Validation: Palo Alto

Palo Alto should support both prevention and response by improving visibility, reducing manual guesswork, and preserving the records needed for after-action review.

Reporting: backup tools

backup tools becomes more valuable when paired with policy, training, backup validation, identity controls, and executive reporting.

Authoritative references: NIST Cybersecurity Framework, CISA cybersecurity best practices, CIS Controls, MITRE ATT&CK, Microsoft Defender XDR, Microsoft Sentinel

Business Impact

Weak technical security controls can create avoidable operational, financial, cybersecurity, and compliance risk.

Unclear ownership
Delayed response
Audit evidence gaps
Business downtime
Higher support costs
Insurance questions
Security incidents
Executive visibility gaps

Recurring Review

Review technical security controls on a recurring schedule.

Confirm owners and stakeholders.
Review evidence and dashboard metrics.
Validate access, logging, and backup dependencies.
Update tickets, risk register items, and exceptions.
Review vendor or insurance requirements.
Prepare executive summary and next actions.
Ali Hassani CISO IT infrastructure and cybersecurity consultant

Ali Hassani, CISO

About Ali Hassani

Ali Hassani is a CISO, cybersecurity and IT consultant, and IT infrastructure leader with 25+ years of experience in cybersecurity, compliance, Microsoft environments, network security, managed IT, and business technology operations; his certifications include CISSP, CCISO, CCNP, CCNA, MCSE, MCSA Security, MCITP, MCP, and MCTS.

CISSP certification logoCCISO vCiso Certification ITsecurity certification logoccnp Cisco Certified Routing Switching certification logocisco certified network associate routing and switching ccna routing and switching certification logoMicrosoft Certified Systems Engineer certification logoMicrosoft Certified Solutions Expert 1 certification logomicrosoft certified systems administrator 1 certification logo

FAQ

Technical Security Controls Guide FAQ

What is a technical security controls guide?

Technical Security Controls Guide explains the policies, technical controls, workflows, evidence, and review process needed to manage this area of business IT and cybersecurity.

Who should own technical security controls?

Ownership usually spans IT leadership, business management, cybersecurity, compliance, vendors, and executive sponsors depending on company size and risk.

Does this replace a professional audit?

No.

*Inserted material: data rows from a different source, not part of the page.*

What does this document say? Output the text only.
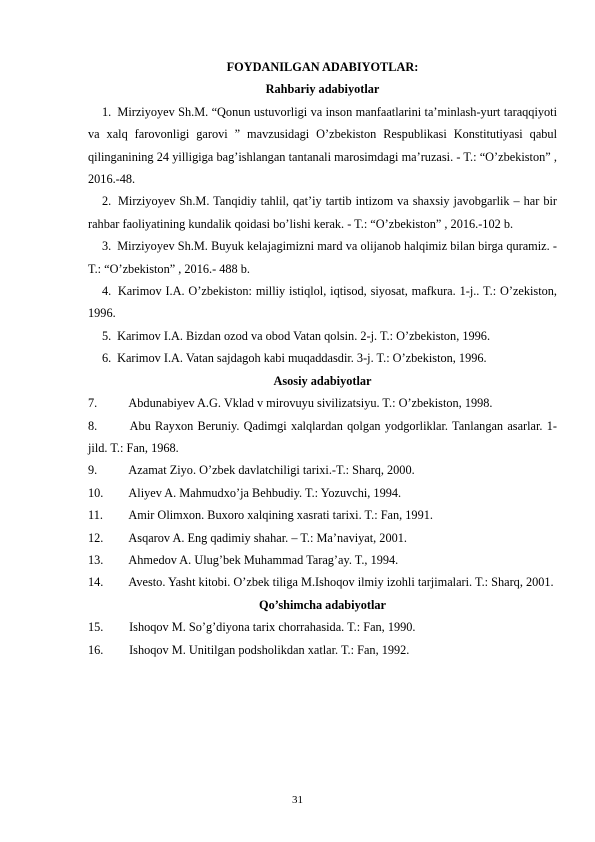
FOYDANILGAN ADABIYOTLAR:

Rahbariy adabiyotlar

1. Mirziyoyev Sh.M. “Qonun ustuvorligi va inson manfaatlarini ta’minlash-yurt taraqqiyoti va xalq farovonligi garovi ” mavzusidagi O’zbekiston Respublikasi Konstitutiyasi qabul qilinganining 24 yilligiga bag’ishlangan tantanali marosimdagi ma’ruzasi. - T.: “O’zbekiston” , 2016.-48.

2. Mirziyoyev Sh.M. Tanqidiy tahlil, qat’iy tartib intizom va shaxsiy javobgarlik – har bir rahbar faoliyatining kundalik qoidasi bo’lishi kerak. - T.: “O’zbekiston” , 2016.-102 b.

3. Mirziyoyev Sh.M. Buyuk kelajagimizni mard va olijanob halqimiz bilan birga quramiz. - T.: “O’zbekiston” , 2016.- 488 b.

4. Karimov I.A. O’zbekiston: milliy istiqlol, iqtisod, siyosat, mafkura. 1-j.. T.: O’zekiston, 1996.

5. Karimov I.A. Bizdan ozod va obod Vatan qolsin. 2-j. T.: O’zbekiston, 1996.

6. Karimov I.A. Vatan sajdagoh kabi muqaddasdir. 3-j. T.: O’zbekiston, 1996.

Asosiy adabiyotlar

7.	Abdunabiyev A.G. Vklad v mirovuyu sivilizatsiyu. T.: O’zbekiston, 1998.

8.	Abu Rayxon Beruniy. Qadimgi xalqlardan qolgan yodgorliklar. Tanlangan asarlar. 1-jild. T.: Fan, 1968.

9.	Azamat Ziyo. O’zbek davlatchiligi tarixi.-T.: Sharq, 2000.

10. Aliyev A. Mahmudxo’ja Behbudiy. T.: Yozuvchi, 1994.

11. Amir Olimxon. Buxoro xalqining xasrati tarixi. T.: Fan, 1991.

12. Asqarov A. Eng qadimiy shahar. – T.: Ma’naviyat, 2001.

13. Ahmedov A. Ulug’bek Muhammad Tarag’ay. T., 1994.

14. Avesto. Yasht kitobi. O’zbek tiliga M.Ishoqov ilmiy izohli tarjimalari. T.: Sharq, 2001.

Qo’shimcha adabiyotlar

15. Ishoqov M. So’g’diyona tarix chorrahasida. T.: Fan, 1990.

16. Ishoqov M. Unitilgan podsholikdan xatlar. T.: Fan, 1992.

31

This guide is educational and for initial planning only. It does not replace a professional cybersecurity audit, compliance assessment, penetration test, incident response engagement, or legal/compliance review.

Contact IT Perfection for technical security controls support.

IT Perfection can help your business turn this guidance into a practical roadmap, remediation plan, documentation set, and ongoing management process.

Created by Ali Hassani, CISO - 25+ years of IT, cybersecurity, compliance, and infrastructure experience.